Aluna sudah akan membuka mulut ingin mengomeli Damar yang langsung mengangkat kaki sebelah, berpose menahan keseimbangan. Tak lupa merentangkan tangan dan menghadapkan jemarinya ke bawah. Persis seperti pendekar burung Bangau memasang kuda-kuda.

"Jurus kunyuk melempar buah. Yak Princess, segera dihitung!"

"Emang aku ngajarin begitu?" dengus Aluna kesal. Ia prihatin dengan Damar yang memodifikasi gerakan yang diajarkannya, memancing perhatian dan tawa tersembunyi dari juniornya. Masih untung semua mengerti tata krama, jadi tak ada yang menertawakan lepas bin terbahak.

"Iya. Tinggal kasih tutup mata satu udah jadi Pirrate of the Carribean, Mbaknya."

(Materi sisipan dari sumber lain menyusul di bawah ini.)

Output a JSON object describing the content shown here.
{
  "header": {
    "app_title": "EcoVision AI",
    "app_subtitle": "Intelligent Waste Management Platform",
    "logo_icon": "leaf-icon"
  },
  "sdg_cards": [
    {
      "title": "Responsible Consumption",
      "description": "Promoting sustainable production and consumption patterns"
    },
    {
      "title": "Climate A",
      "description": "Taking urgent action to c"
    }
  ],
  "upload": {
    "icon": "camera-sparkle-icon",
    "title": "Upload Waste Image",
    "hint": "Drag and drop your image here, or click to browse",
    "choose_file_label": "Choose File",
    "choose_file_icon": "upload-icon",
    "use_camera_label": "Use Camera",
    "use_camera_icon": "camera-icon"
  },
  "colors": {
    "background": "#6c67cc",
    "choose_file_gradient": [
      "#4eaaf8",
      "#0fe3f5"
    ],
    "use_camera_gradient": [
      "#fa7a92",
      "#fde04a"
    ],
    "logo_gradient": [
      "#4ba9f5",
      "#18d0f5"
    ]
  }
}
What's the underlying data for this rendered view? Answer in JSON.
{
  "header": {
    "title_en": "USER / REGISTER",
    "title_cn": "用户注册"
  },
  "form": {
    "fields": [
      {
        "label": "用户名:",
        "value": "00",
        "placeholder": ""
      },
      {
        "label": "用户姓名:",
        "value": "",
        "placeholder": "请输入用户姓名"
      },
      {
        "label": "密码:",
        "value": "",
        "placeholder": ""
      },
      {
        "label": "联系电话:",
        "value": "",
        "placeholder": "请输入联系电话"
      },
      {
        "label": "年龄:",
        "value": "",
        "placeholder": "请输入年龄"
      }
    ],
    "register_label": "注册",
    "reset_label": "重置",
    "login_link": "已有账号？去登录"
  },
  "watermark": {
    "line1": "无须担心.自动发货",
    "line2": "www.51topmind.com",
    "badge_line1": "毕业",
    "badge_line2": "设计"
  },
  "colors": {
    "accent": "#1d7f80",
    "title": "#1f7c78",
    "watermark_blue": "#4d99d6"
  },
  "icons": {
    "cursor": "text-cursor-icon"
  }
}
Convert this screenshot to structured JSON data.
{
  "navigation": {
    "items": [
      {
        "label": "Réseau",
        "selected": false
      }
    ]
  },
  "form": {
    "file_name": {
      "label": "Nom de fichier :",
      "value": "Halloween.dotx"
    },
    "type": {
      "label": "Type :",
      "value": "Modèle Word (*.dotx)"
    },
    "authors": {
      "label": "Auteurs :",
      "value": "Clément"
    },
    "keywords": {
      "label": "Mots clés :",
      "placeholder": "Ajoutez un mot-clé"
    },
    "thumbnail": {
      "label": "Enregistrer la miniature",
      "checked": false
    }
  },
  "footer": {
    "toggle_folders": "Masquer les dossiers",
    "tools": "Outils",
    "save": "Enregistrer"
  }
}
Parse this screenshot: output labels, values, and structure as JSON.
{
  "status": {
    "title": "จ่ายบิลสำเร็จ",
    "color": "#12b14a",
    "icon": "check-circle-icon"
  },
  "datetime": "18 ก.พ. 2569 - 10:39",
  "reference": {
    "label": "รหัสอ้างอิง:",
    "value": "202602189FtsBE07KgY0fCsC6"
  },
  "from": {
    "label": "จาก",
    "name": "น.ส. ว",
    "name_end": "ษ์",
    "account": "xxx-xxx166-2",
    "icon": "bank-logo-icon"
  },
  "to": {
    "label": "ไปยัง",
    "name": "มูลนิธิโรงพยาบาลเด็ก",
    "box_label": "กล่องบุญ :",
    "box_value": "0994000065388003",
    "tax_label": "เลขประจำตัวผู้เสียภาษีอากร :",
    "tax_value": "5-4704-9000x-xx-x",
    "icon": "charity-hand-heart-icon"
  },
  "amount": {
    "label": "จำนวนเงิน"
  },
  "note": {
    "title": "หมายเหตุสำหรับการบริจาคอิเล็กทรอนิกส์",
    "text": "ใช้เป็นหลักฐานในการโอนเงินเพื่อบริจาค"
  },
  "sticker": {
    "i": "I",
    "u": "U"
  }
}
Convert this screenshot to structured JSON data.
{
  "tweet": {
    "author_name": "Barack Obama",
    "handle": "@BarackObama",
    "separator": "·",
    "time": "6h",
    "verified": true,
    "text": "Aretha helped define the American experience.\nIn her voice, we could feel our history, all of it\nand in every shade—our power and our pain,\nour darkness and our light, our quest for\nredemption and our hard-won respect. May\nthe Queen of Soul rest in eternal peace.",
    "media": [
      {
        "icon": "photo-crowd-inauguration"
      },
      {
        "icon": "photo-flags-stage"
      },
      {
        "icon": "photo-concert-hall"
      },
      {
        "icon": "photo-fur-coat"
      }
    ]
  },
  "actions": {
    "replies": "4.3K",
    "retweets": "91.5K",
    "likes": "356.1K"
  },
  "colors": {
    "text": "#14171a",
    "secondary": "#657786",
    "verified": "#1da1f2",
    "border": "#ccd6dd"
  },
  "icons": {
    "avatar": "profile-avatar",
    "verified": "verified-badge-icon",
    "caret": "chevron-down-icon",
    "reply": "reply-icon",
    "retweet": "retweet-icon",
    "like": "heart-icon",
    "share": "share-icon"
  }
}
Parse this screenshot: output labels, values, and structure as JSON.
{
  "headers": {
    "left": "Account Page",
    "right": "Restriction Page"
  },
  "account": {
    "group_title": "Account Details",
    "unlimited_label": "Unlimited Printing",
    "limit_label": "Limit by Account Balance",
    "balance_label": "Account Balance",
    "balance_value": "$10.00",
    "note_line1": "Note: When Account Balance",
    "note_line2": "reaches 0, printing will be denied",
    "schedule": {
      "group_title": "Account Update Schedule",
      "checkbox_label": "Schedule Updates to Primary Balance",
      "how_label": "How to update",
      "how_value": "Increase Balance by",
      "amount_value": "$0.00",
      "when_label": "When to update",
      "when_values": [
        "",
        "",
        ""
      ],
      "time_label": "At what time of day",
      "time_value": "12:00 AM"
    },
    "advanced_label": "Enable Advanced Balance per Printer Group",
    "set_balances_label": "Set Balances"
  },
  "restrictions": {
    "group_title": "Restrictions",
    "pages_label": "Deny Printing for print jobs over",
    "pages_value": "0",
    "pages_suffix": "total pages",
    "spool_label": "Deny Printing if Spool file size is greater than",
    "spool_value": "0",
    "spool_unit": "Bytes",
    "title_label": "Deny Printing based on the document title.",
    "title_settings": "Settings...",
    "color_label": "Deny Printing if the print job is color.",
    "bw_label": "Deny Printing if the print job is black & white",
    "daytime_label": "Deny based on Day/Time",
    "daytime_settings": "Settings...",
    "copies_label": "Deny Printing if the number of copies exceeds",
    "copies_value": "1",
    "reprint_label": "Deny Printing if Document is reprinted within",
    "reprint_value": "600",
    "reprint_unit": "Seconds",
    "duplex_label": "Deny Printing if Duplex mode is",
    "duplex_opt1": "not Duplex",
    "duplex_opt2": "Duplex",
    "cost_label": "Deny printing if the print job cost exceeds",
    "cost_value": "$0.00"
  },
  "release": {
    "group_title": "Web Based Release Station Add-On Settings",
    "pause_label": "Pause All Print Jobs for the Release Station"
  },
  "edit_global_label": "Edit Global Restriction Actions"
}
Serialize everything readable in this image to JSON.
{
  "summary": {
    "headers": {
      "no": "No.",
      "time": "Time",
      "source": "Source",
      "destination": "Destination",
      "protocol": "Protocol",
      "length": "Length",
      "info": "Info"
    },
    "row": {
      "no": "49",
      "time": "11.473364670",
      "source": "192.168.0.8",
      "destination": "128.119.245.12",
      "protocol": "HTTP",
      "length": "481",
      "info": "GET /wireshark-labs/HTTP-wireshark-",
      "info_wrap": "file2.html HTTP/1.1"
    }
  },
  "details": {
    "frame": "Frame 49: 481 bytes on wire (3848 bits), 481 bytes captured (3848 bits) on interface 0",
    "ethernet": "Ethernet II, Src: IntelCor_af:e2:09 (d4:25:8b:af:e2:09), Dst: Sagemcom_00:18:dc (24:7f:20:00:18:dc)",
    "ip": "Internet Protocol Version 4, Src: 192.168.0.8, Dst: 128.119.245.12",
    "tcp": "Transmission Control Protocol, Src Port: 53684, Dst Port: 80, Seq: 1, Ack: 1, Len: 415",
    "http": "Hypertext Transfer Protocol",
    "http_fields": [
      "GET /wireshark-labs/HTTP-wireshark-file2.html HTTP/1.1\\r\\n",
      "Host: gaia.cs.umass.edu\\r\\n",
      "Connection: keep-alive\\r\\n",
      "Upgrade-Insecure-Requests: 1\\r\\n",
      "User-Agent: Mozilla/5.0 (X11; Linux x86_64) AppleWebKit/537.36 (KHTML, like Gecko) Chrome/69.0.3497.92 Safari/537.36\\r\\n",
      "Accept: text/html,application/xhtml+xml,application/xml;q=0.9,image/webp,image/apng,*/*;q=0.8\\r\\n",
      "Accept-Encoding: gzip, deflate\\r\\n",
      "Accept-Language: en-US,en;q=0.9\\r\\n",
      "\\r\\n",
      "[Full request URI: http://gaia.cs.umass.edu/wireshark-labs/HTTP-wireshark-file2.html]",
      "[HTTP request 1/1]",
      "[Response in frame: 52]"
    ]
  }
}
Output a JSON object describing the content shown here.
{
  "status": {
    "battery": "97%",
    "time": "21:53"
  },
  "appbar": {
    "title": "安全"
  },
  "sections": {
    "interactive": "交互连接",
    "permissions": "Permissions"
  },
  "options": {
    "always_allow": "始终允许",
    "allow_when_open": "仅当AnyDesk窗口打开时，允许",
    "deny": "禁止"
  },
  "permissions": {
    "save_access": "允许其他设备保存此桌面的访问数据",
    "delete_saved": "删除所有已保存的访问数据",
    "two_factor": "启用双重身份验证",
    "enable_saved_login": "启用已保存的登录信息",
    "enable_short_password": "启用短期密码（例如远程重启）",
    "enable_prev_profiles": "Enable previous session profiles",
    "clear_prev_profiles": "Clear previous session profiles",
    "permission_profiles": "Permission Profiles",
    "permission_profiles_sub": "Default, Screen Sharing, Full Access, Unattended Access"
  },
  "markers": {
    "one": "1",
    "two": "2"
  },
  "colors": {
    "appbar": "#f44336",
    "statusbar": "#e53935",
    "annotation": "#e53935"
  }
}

"Mar, ih!" Aluna menyeret Damar dengan memegangi ujung kausnya meninggalkan lapangan. "Kamu diajarin yang bener, malah diolok-olok," cerocos Aluna, gagal menyembunyikan nada gemas.

"Aku sudah latihan gerakan ini tiga hari lho, jadi wajar kalo modifikasi dikit," kilah Damar. "Bosen. Udah pengen masuk ke tahap pijet-pijet kalo ada."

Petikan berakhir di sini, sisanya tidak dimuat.